Fallait-il voter malgré tout ? Ou reporter ces élections ? Plus que les succès des uns et que les échecs des autres, la question était dimanche soir au cœur de tous les commentaires. Samedi, le passage au stade 3 de la riposte sanitaire contre l’épidémie a déclenché un tir de barrage de nombreux responsables politiques, réclamant la fermeture des bureaux de vote pour raison sanitaire. Trop tard. Au moins pour le premier tour.
«Organisation possible»
A mesure que le Covid-19 accélérait sa progression, la question du report des municipales s'est posée avec de plus en plus d'acuité pour le couple exécutif. A deux reprises, il a fini par y répondre par l'affirmative. Une première fois jeudi, quand Emmanuel Macron a annoncé au pays la fermeture «jusqu'à nouvel ordre» de tous les établissements scolaires. Et de nouveau samedi, quand Edouard Philippe a décrété la fermeture immédiate des restaurants, bars, discothèques et cinémas. Jeudi, le chef de l'Etat avait été formel : «J'ai interrogé les scientifiques sur nos élections municipales. Ils considèrent que rien ne s'oppose à ce que les Français, même les plus vulnérables, se rendent aux urnes.» Le Premier ministre a tenu le même discours samedi : «Nous avons à nouveau sollicité le conseil scientifique au regard des dernières évolutions de l'épidémie. Ils nous ont confirmé que le premier tour pouvait se dérouler demain en respectant strictement les consignes de distanciation et de priorisation des personnes âgées et des personnes fragiles.»
Installé le 12 mars et présidé par le professeur de médecine Jean-François Delfraissy, le conseil scientifique est composé de dix experts, parmi lesquels des infectiologues, un virologue, un épidémiologiste et un médecin généraliste. Une synthèse des travaux de ce conseil devrait être rendue publique ce lundi. Si ces spécialistes ont considéré que l’organisation du scrutin était «possible», il ne leur appartenait pas de dire si elle était souhaitable. Sur cette question, Macron a apparemment hésité. L’hypothèse du report lui a en tout cas paru suffisamment sérieuse pour qu’il consulte à ce sujet une grande partie des responsables politiques avant de s’adresser aux Français jeudi. S’il n’a jamais fait aucun doute qu’il avait longuement appelé le président LR du Sénat, Gérard Larcher, le patron du PS, Olivier Faure, a fait savoir dimanche qu’il n’avait plus eu de contact avec l’exécutif après la réunion à Matignon jeudi matin. La consultation présidentielle s’est soldée sur un verdict sans appel. Furieux, le chef de LR, Christian Jacob (qui a depuis été testé positif au Covid-19), a soupçonné le gouvernement de vouloir «utiliser la crise sanitaire pour éviter une débâcle électorale». Ce serait un «coup d’Etat», s’est-il indigné, à l’unisson de la députée LFI Danielle Simonnet, très remontée contre ce «coup de force anticonstitutionnel».
«Gestion erratique»
Cette fin de non-recevoir et cette union nationale impossible imposaient le maintien des municipales. Samedi, après l'annonce des nouvelles mesures sanitaires, plusieurs maires sortants et pas moins de six présidents de région - dont Xavier Bertrand (Hauts-de-France) et Valérie Pécresse (Ile-de-France) - ont appelé à un report du scrutin. Tout comme le PS, pour qui la «gestion erratique» de la crise «crée les conditions d'une remise en cause du rendez-vous démocratique».

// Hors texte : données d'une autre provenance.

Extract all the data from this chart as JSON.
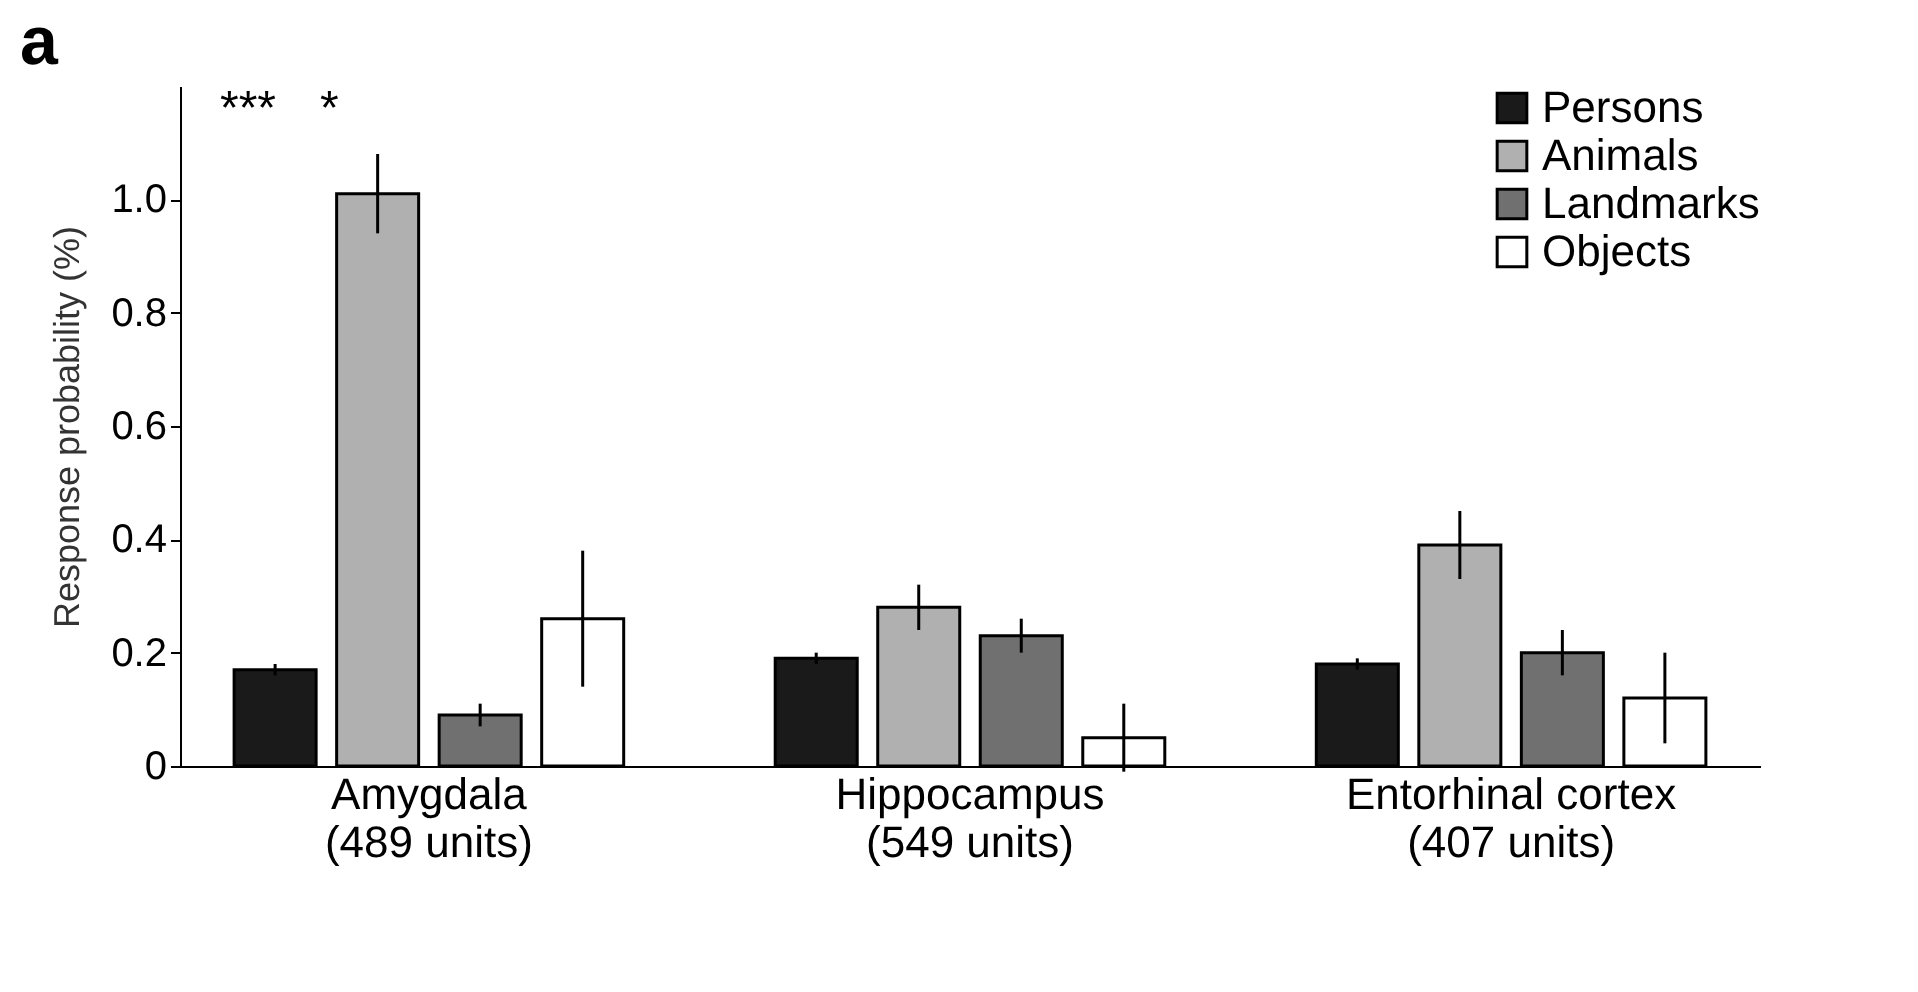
{
  "chart_data": {
    "type": "bar",
    "title": "a",
    "ylabel": "Response probability (%)",
    "categories": [
      "Amygdala\n(489 units)",
      "Hippocampus\n(549 units)",
      "Entorhinal cortex\n(407 units)"
    ],
    "series": [
      {
        "name": "Persons",
        "color": "#1a1a1a",
        "values": [
          0.17,
          0.19,
          0.18
        ],
        "errors": [
          0.01,
          0.01,
          0.01
        ]
      },
      {
        "name": "Animals",
        "color": "#b0b0b0",
        "values": [
          1.01,
          0.28,
          0.39
        ],
        "errors": [
          0.07,
          0.04,
          0.06
        ]
      },
      {
        "name": "Landmarks",
        "color": "#707070",
        "values": [
          0.09,
          0.23,
          0.2
        ],
        "errors": [
          0.02,
          0.03,
          0.04
        ]
      },
      {
        "name": "Objects",
        "color": "#ffffff",
        "values": [
          0.26,
          0.05,
          0.12
        ],
        "errors": [
          0.12,
          0.06,
          0.08
        ]
      }
    ],
    "ylim": [
      0,
      1.2
    ],
    "yticks": [
      0,
      0.2,
      0.4,
      0.6,
      0.8,
      {
        "value": 1,
        "label": "1.0"
      }
    ],
    "annotations": [
      "***",
      "*"
    ],
    "legend": "top right",
    "grid": false
  }
}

Au sommet de l’Etat, on assure au contraire avoir «anticipé» les réponses à la crise. On s’est étonné que ceux qui criaient au «coup d’Etat» jeudi réclament in extremis le report du scrutin. Le président du Sénat, Gérard Larcher, justifie ce revirement : «Si la décision de passer au stade 3 avait été prise jeudi, la question du report aurait été justifiée. Mais il n’en était alors pas question.» A la sortie de son bureau de vote du Touquet, Emmanuel Macron a répliqué : «Je pense qu’il est important de voter dans ces moments-là. Je suis garant de la sécurité, de la santé de nos concitoyens, mais également de la vie démocratique de notre pays. On va continuer à sortir pour aller faire ses courses.» Soit exactement l’argument du président LR de la commission des finances, Eric Woerth, jeudi. «Faire la queue dans un supermarché, ce n’est pas tellement différent de faire la queue devant un isoloir», disait-il alors. Dimanche soir, on était plutôt soulagé par le taux de participation, faible mais pas catastrophique. Comme si, en se mobilisant à un niveau comparable à celui d’un scrutin législatif, les électeurs avaient - en partie - approuvé le maintien des municipales.